Горгона чуть помрачнела, а все соседние головы смолкли. Некоторые даже прикинулись, будто спят.
– Твой отец умер, – наконец произнесла Мерпесса. – Не знаю, любила ли я его, он ведь был смертным человеком. Но с ним было спокойно. С ним никто не знал, кто я, хотя подозрения у соседей, конечно, были, да и мои красавицы не любили сидеть под волосами, приходилось носить платки и крутить косы вокруг головы. А когда я его похоронила, мне нужно было вернуться к сёстрам. А на островах… стало неспокойно. Я боялась, что не успею вырастить тебя. И, как оказалось, была права.
– Спроси, кто её убил, – проскрежетал голос сверху, и Солунай поразилась, как она могла спутать красавицу алконост и эту гарпию. Точно гарпия. – Спроси, как убили нас всех!
– Мама?.. – нерешительно обратилась Солунай.
– Я не знаю, кто меня убил. – Горгона поджала губы. – На нас не выходят один на один с оружием в руках. Меня подстрелили из снайперской винтовки с корабля, который даже не собирался причаливать к берегу. Впрочем, надеюсь, что сёстры потопили этих браконьеров. Узнать я это не узнаю, мои смертные сёстры давно разбрелись по свету, на острове только дальние родственники, бессмертные. Но и до них скоро доберутся. Человек придумал массу штук, способных испортить жизнь даже вечным.
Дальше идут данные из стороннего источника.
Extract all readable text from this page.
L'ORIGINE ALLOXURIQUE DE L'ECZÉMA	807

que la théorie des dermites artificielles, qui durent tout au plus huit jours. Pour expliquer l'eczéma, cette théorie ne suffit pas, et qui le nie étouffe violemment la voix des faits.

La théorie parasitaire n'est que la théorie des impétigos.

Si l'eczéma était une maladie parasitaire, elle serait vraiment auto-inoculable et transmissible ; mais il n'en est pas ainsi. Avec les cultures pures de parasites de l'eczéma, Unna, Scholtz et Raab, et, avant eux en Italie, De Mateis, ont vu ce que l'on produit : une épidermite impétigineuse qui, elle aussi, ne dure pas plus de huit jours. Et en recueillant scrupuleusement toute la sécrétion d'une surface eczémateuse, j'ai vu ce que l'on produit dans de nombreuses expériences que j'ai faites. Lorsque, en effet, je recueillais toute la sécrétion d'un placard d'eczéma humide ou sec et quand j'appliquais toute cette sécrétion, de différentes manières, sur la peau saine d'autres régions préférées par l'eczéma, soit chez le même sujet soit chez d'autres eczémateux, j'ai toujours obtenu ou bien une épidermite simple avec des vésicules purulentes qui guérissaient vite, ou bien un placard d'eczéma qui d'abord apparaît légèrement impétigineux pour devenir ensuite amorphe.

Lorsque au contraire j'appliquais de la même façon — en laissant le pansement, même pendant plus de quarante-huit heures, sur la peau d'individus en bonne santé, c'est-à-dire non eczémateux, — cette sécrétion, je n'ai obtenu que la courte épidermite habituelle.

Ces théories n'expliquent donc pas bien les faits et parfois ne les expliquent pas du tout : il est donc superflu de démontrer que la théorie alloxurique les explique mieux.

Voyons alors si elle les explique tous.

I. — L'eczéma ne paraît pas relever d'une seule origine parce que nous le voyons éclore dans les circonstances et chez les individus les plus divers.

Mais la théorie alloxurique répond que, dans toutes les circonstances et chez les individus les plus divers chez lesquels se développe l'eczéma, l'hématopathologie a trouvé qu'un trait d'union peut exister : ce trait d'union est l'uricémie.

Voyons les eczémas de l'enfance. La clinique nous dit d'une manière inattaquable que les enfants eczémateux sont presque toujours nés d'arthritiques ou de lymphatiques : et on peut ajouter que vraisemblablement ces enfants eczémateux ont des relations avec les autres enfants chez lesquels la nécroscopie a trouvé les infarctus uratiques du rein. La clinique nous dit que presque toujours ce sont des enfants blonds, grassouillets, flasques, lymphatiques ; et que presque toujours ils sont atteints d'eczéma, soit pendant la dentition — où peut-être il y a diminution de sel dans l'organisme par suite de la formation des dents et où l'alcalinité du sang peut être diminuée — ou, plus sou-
– Это точно, – хрипло захохотала гарпия. Неподалёку что-то согласно зашипела голова нага, но Солунай не понимала этого языка, а спрашивать змеек не хотелось.
Солунай же наконец огляделась чуть тщательнее. Она увидела пустые диски. Рядом с Мерпессой диск носил её имя – Кето (и в скобках рукой директора дописано «Солунай»), чуть дальше диск Бануша. Рядом оказалась голова красивой женщины с холодными водянистыми глазами.
– Нет, я не мать мальчишки, я его тётка, – пояснила она, показав острые зубы. – Я предлагала его сожрать, но сестрица всегда была упряма. Сейчас сама кормит рыб.
Солунай поспешно отошла подальше. Надо попросить Александра Николаевича переместить Бануша подальше от такой родственницы.
О чём она только думает!
– Если хочешь его получить, то получишь. Или просто разорви его на части, окамени и забудь, – вслед ей произнесла Мерпесса.
Солунай едва не выронила диск, который крутила в руках.
– Ты о ком? – спросила она, чувствуя, как горят уши.
– Какая разница. – Если бы у Мерпессы были руки, она бы определённо отмахнулась от дочери. – Я вижу, что твоё сердце болит и рвётся. Забирай себе то, что тебе принадлежит по праву. Горгонам не отказывают.
– Но… – Солунай растерялась и огляделась. Однако все эти чешуйчатые, лысые, с перьями согласно кивали, мол, так оно и есть, слушай маму, Кето! Будь умницей, Кето! Будь наконец горгоной!
– Но я ядовитая!
– Конечно, ядовитая, – согласилась Мерпесса. – Тебе нужно выпить крови своего избранника, а потом дать ему испить своей. Старый ритуал. Действенный. Только не торопись: если ошибёшься, повторить не сможешь долго.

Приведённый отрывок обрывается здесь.